War games bring hackers in from cold as cybersecurity threat grows
A major shipping company is under attack. With help from a corrupt executive, an international hacking syndicate called Scorpius, has penetrated the computer networks of Fast Freight Ltd. The hackers have taken control of servers and compromised the systems that control Fast Freight's vessels and its portside machinery. The company's cybersecurity consultants have 48 hours to uncover the breach and repulse the attackers before they cripple Fast Freight's business and cause serious economic damage.
It sounds like the plot for a blockbuster thriller.
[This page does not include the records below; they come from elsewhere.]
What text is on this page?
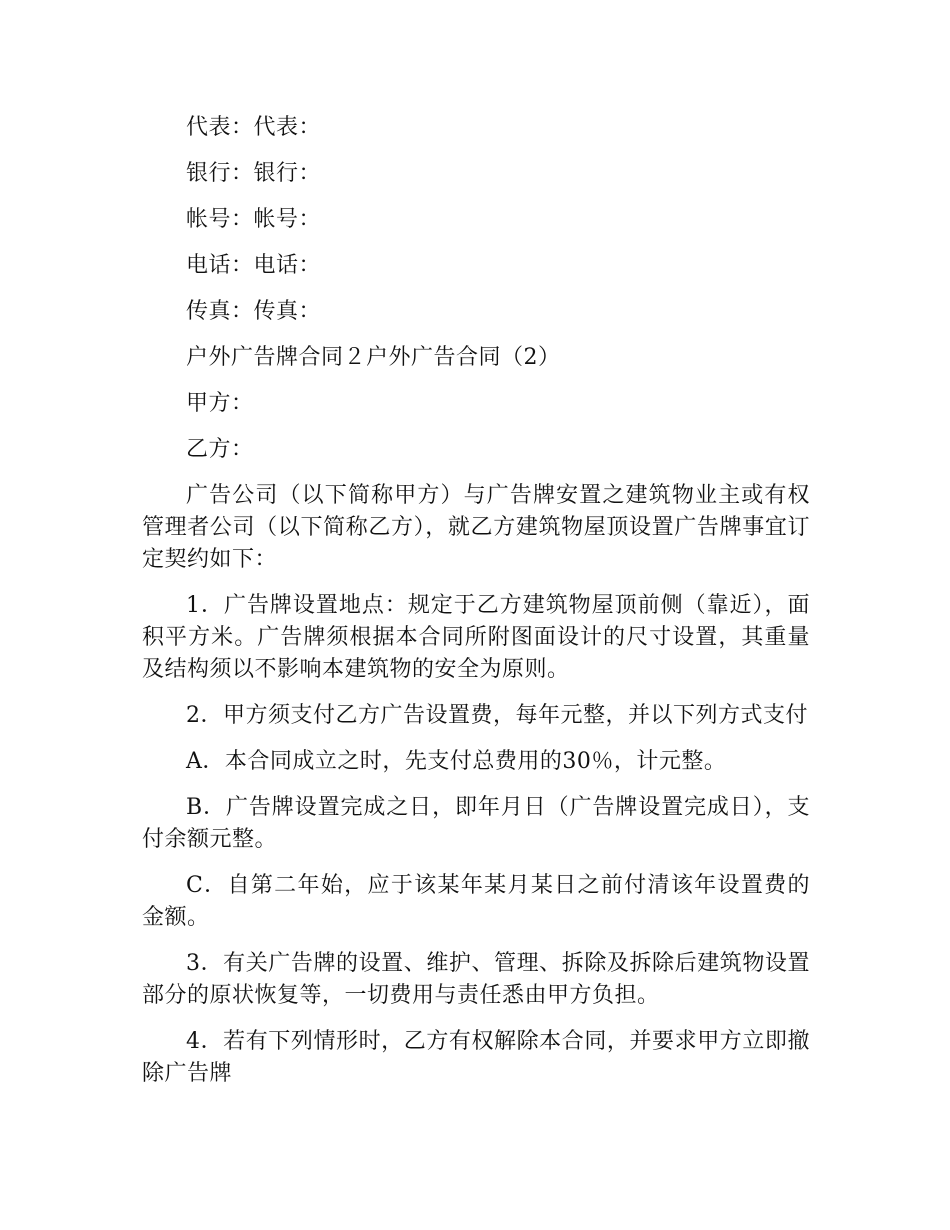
代表：代表：

银行：银行：

帐号：帐号：

电话：电话：

传真：传真：

户外广告牌合同２户外广告合同（2）

甲方：

乙方：

广告公司（以下简称甲方）与广告牌安置之建筑物业主或有权管理者公司（以下简称乙方），就乙方建筑物屋顶设置广告牌事宜订定契约如下：

1．广告牌设置地点：规定于乙方建筑物屋顶前侧（靠近），面积平方米。广告牌须根据本合同所附图面设计的尺寸设置，其重量及结构须以不影响本建筑物的安全为原则。

2．甲方须支付乙方广告设置费，每年元整，并以下列方式支付

A．本合同成立之时，先支付总费用的30％，计元整。

B．广告牌设置完成之日，即年月日（广告牌设置完成日），支付余额元整。

C．自第二年始，应于该某年某月某日之前付清该年设置费的金额。

3．有关广告牌的设置、维护、管理、拆除及拆除后建筑物设置部分的原状恢复等，一切费用与责任悉由甲方负担。

4．若有下列情形时，乙方有权解除本合同，并要求甲方立即撤除广告牌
But this was the fictional scenario 42 budding computer security experts faced at the annual UK Cyber Security Challenge competition earlier this week in London.
With demand for cybersecurity expertise exploding, but qualified people in short supply, war-gaming competitions like this have become key recruiting grounds for companies and government security agencies.
"We want to find untapped talent to fill roles in our own operation and in the industry as a whole," said Rob Partridge, BT's head of commercial development for penetration testing.
BT is one of a half-dozen companies, including Airbus, Cisco Systems and smaller, specialist cybersecurity firms Darktrace and CheckPoint Software Technologies, that sponsored this year's Challenge competition. The UK's National Crime Agency, the Bank of England and law firm 4 Pump Court also supported the competition.
Partridge also said he hopes the competition will help raise the profile of cybersecurity as a profession, encouraging more students to pursue a career in the field. There are about one million unfilled cybersecurity jobs globally, according to an estimate from Cisco. And computer security firm Symantec forecasts that the number of positions will grow to 1.5 million by 2019. In the UK, advertised cybersecurity roles exceed interested candidates by about 3 to 1, according to online recruitment site Indeed.
It's this gap that Cyber Security Challenge UK, a non-profit organisation set up by the British government with support from corporations and universities, is supposed to help fill. The group runs a series of online games that allow amateur cybersleuths and white-hat hackers to test their skills. Those who score well online are invited to a series of regional, in-person competitions. The top performers at these events are then invited to the annual three-day masterclass and team-based competition where they face a realistic scenario created by experts from the sponsoring companies.
About 70pc of finalists wind up being hired for cybersecurity jobs within 12 months, Nigel Harrison, co-founder and acting CEO of Cyber Security Challenge, said.
The challenge began in 2010, amid growing concern about the cyberwarfare capabilities of other countries, including China and Russia, Harrison said. It was loosely modelled on similar events in the US, such as those run by the US Department of Energy's National Laboratories and the US Department of Homeland Security.
This year's competition focused on potential cyberattacks on the shipping industry largely because it was held at Trinity House, a Georgian building that houses a 500-year-old charity empowered by the British government to maintain lighthouses and other aids to maritime navigation, Harrison said. But he added that ports and shipping are important components of critical national infrastructure which are increasingly targeted by hackers.
AP Moller-Maersk, one of the world's largest shipping companies, posted a third-quarter-loss after having its business disrupted by a cyberattack last summer.
As Sophia McCall's team struggled to repel attackers who had compromised five of its six computers, forcing the group to work on one machine, the 19-year-old student from Bournemouth University said the competition was the toughest she's ever participated in. "It's good but it's definitely been really challenging," she said.
McCall said she normally practises hacking networks, not defending them and was finding that defending was teaching her to think differently.
"But it is good to be on the flip side and see what that is like."
The push for realism also extended to requiring the competing teams to brief the board of the fictional shipping company on their investigation. They also had to present forensic evidence and the competition organisers brought in actual UK trial lawyers in their wigs and gowns to grill the competitors.
"It's not just about technical skills," Jones said. "We need people with business knowledge too, and presentation skills. It even reaches into psychology, since human factors are one of the major vulnerabilities in any network."
Jess Williams, now a cybersecurity technical consultant at BT, was talent-spotted at the competition in 2015, when she was a computer game design student. She advanced all the way through the finals, where she caught the attention of BT, which offered her a job. This year, Williams returned to help run the competition.